Ses mains huilées me caressent les genoux, les cuisses pendant qu’elle suce mes tétons. Je sens ses petites mains qui montent, qui remontent toujours plus vers l’aine. La vibration de ma peau s’amplifie au fur et à mesure que ses doigts se dirigent vers ma cartouchière.

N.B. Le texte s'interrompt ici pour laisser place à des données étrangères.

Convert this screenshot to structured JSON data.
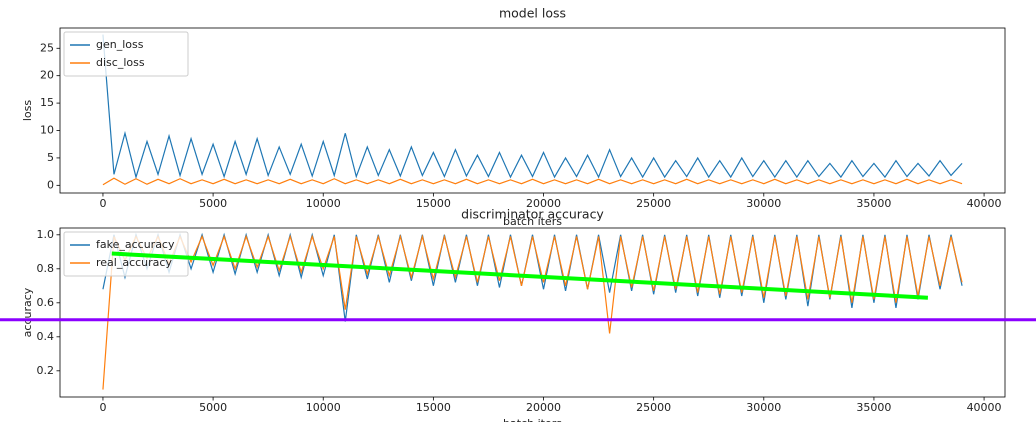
{
  "chart_data": [
    {
      "type": "line",
      "title": "model loss",
      "x_label": "batch iters",
      "y_label": "loss",
      "x": [
        0,
        500,
        1000,
        1500,
        2000,
        2500,
        3000,
        3500,
        4000,
        4500,
        5000,
        5500,
        6000,
        6500,
        7000,
        7500,
        8000,
        8500,
        9000,
        9500,
        10000,
        10500,
        11000,
        11500,
        12000,
        12500,
        13000,
        13500,
        14000,
        14500,
        15000,
        15500,
        16000,
        16500,
        17000,
        17500,
        18000,
        18500,
        19000,
        19500,
        20000,
        20500,
        21000,
        21500,
        22000,
        22500,
        23000,
        23500,
        24000,
        24500,
        25000,
        25500,
        26000,
        26500,
        27000,
        27500,
        28000,
        28500,
        29000,
        29500,
        30000,
        30500,
        31000,
        31500,
        32000,
        32500,
        33000,
        33500,
        34000,
        34500,
        35000,
        35500,
        36000,
        36500,
        37000,
        37500,
        38000,
        38500,
        39000
      ],
      "series": [
        {
          "name": "gen_loss",
          "color": "#1f77b4",
          "values": [
            27.5,
            2.0,
            9.5,
            1.5,
            8,
            2,
            9,
            1.8,
            8.5,
            2,
            7.5,
            1.6,
            8,
            2,
            8.5,
            1.8,
            7,
            2,
            7.5,
            1.7,
            8,
            1.8,
            9.5,
            1.6,
            7,
            1.8,
            6.5,
            1.7,
            7,
            1.8,
            6,
            1.6,
            6.5,
            1.7,
            5.5,
            1.6,
            6,
            1.5,
            5.5,
            1.6,
            6,
            1.5,
            5,
            1.6,
            5.5,
            1.5,
            6.5,
            1.6,
            5,
            1.5,
            5,
            1.5,
            4.5,
            1.6,
            5,
            1.5,
            4.5,
            1.5,
            5,
            1.6,
            4.5,
            1.5,
            4.5,
            1.5,
            4.5,
            1.6,
            4,
            1.5,
            4.5,
            1.6,
            4,
            1.5,
            4.5,
            1.6,
            4,
            1.7,
            4.5,
            1.8,
            4
          ]
        },
        {
          "name": "disc_loss",
          "color": "#ff7f0e",
          "values": [
            0.1,
            1.3,
            0.2,
            1.2,
            0.2,
            1.1,
            0.3,
            1.2,
            0.3,
            1.0,
            0.3,
            1.1,
            0.3,
            1.0,
            0.3,
            1.0,
            0.3,
            1.1,
            0.3,
            1.0,
            0.3,
            1.2,
            0.3,
            1.0,
            0.3,
            1.0,
            0.3,
            1.1,
            0.3,
            1.0,
            0.3,
            1.0,
            0.3,
            1.1,
            0.3,
            1.0,
            0.3,
            1.0,
            0.3,
            1.1,
            0.3,
            1.0,
            0.3,
            1.0,
            0.3,
            1.1,
            0.3,
            1.0,
            0.3,
            1.0,
            0.3,
            1.0,
            0.3,
            1.1,
            0.3,
            1.0,
            0.3,
            1.0,
            0.3,
            1.0,
            0.3,
            1.1,
            0.3,
            1.0,
            0.3,
            1.0,
            0.3,
            1.0,
            0.3,
            1.0,
            0.3,
            1.0,
            0.3,
            1.1,
            0.3,
            1.0,
            0.3,
            1.0,
            0.3
          ]
        }
      ],
      "xlim": [
        -1950,
        40950
      ],
      "xticks": [
        0,
        5000,
        10000,
        15000,
        20000,
        25000,
        30000,
        35000,
        40000
      ],
      "ylim": [
        -1.4,
        28.7
      ],
      "yticks": [
        0,
        5,
        10,
        15,
        20,
        25
      ],
      "legend": "upper left"
    },
    {
      "type": "line",
      "title": "discriminator accuracy",
      "x_label": "batch iters",
      "y_label": "accuracy",
      "x": [
        0,
        500,
        1000,
        1500,
        2000,
        2500,
        3000,
        3500,
        4000,
        4500,
        5000,
        5500,
        6000,
        6500,
        7000,
        7500,
        8000,
        8500,
        9000,
        9500,
        10000,
        10500,
        11000,
        11500,
        12000,
        12500,
        13000,
        13500,
        14000,
        14500,
        15000,
        15500,
        16000,
        16500,
        17000,
        17500,
        18000,
        18500,
        19000,
        19500,
        20000,
        20500,
        21000,
        21500,
        22000,
        22500,
        23000,
        23500,
        24000,
        24500,
        25000,
        25500,
        26000,
        26500,
        27000,
        27500,
        28000,
        28500,
        29000,
        29500,
        30000,
        30500,
        31000,
        31500,
        32000,
        32500,
        33000,
        33500,
        34000,
        34500,
        35000,
        35500,
        36000,
        36500,
        37000,
        37500,
        38000,
        38500,
        39000
      ],
      "series": [
        {
          "name": "fake_accuracy",
          "color": "#1f77b4",
          "values": [
            0.68,
            1.0,
            0.75,
            1.0,
            0.8,
            1.0,
            0.78,
            1.0,
            0.8,
            1.0,
            0.78,
            1.0,
            0.77,
            1.0,
            0.78,
            1.0,
            0.76,
            1.0,
            0.75,
            1.0,
            0.76,
            1.0,
            0.49,
            1.0,
            0.74,
            1.0,
            0.72,
            1.0,
            0.73,
            1.0,
            0.7,
            1.0,
            0.72,
            1.0,
            0.7,
            1.0,
            0.69,
            1.0,
            0.7,
            1.0,
            0.68,
            1.0,
            0.67,
            1.0,
            0.68,
            1.0,
            0.66,
            1.0,
            0.67,
            1.0,
            0.65,
            1.0,
            0.66,
            1.0,
            0.64,
            1.0,
            0.63,
            1.0,
            0.64,
            1.0,
            0.6,
            1.0,
            0.62,
            1.0,
            0.58,
            1.0,
            0.62,
            1.0,
            0.57,
            1.0,
            0.6,
            1.0,
            0.57,
            1.0,
            0.62,
            1.0,
            0.68,
            1.0,
            0.7
          ]
        },
        {
          "name": "real_accuracy",
          "color": "#ff7f0e",
          "values": [
            0.09,
            0.99,
            0.85,
            0.99,
            0.86,
            0.99,
            0.83,
            0.99,
            0.84,
            0.99,
            0.82,
            0.99,
            0.8,
            0.99,
            0.81,
            0.99,
            0.79,
            0.99,
            0.78,
            0.99,
            0.8,
            0.99,
            0.56,
            0.99,
            0.77,
            0.99,
            0.76,
            0.99,
            0.75,
            0.99,
            0.74,
            0.99,
            0.75,
            0.99,
            0.72,
            0.99,
            0.73,
            0.99,
            0.7,
            0.99,
            0.72,
            0.99,
            0.7,
            0.99,
            0.68,
            0.99,
            0.42,
            0.99,
            0.69,
            0.99,
            0.67,
            0.99,
            0.68,
            0.99,
            0.66,
            0.99,
            0.65,
            0.99,
            0.66,
            0.99,
            0.63,
            0.99,
            0.64,
            0.99,
            0.62,
            0.99,
            0.63,
            0.99,
            0.6,
            0.99,
            0.62,
            0.99,
            0.6,
            0.99,
            0.64,
            0.99,
            0.7,
            0.99,
            0.72
          ]
        }
      ],
      "xlim": [
        -1950,
        40950
      ],
      "xticks": [
        0,
        5000,
        10000,
        15000,
        20000,
        25000,
        30000,
        35000,
        40000
      ],
      "ylim": [
        0.046,
        1.04
      ],
      "yticks": [
        0.2,
        0.4,
        0.6,
        0.8,
        {
          "value": 1,
          "label": "1.0"
        }
      ],
      "legend": "upper left",
      "annotations": [
        {
          "type": "hline",
          "y": 0.5,
          "color": "#8b00ff"
        },
        {
          "type": "segment",
          "x": [
            400,
            37450
          ],
          "y": [
            0.89,
            0.63
          ],
          "color": "#00ff00"
        }
      ]
    }
  ]
}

Alors qu’elle masse mes couilles dans la paume de sa main, comme on joue avec des boules de Baoding, elle suce goulûment l’objet de tous ses désirs, le faisant disparaitre profondément dans sa gorge une première fois. Reprenant son souffle avant d’allumer la mèche, elle me susurre :
– Oh ! Que j’aime ta bite.
J’inspire profondément et expire lentement en fermant les yeux. Je tâche d’oublier les mouvements de va-et-vient de la tête et de sa langue sur mon gland. Faire durer l’instant et le plaisir, lâcher prise. Inspirer, expirer. Je repense aux premiers instants de notre entrevue et à sa façon de sucer la paille et d’avaler son gin, lorsque je fais couler mon lait au fond de sa gorge.
J’exulte. Tous mes muscles se bandent et se crampent, je me retrouve figé, tel un vieil arbre raide et sec. Oubliés les muscles relâchés et souples. Je repars avec des courbatures et l’esprit libre.
Les bourses sont vides. C’est peu de le dire. Entretenir une reine, quand elle est belle de la nuit coûte cher.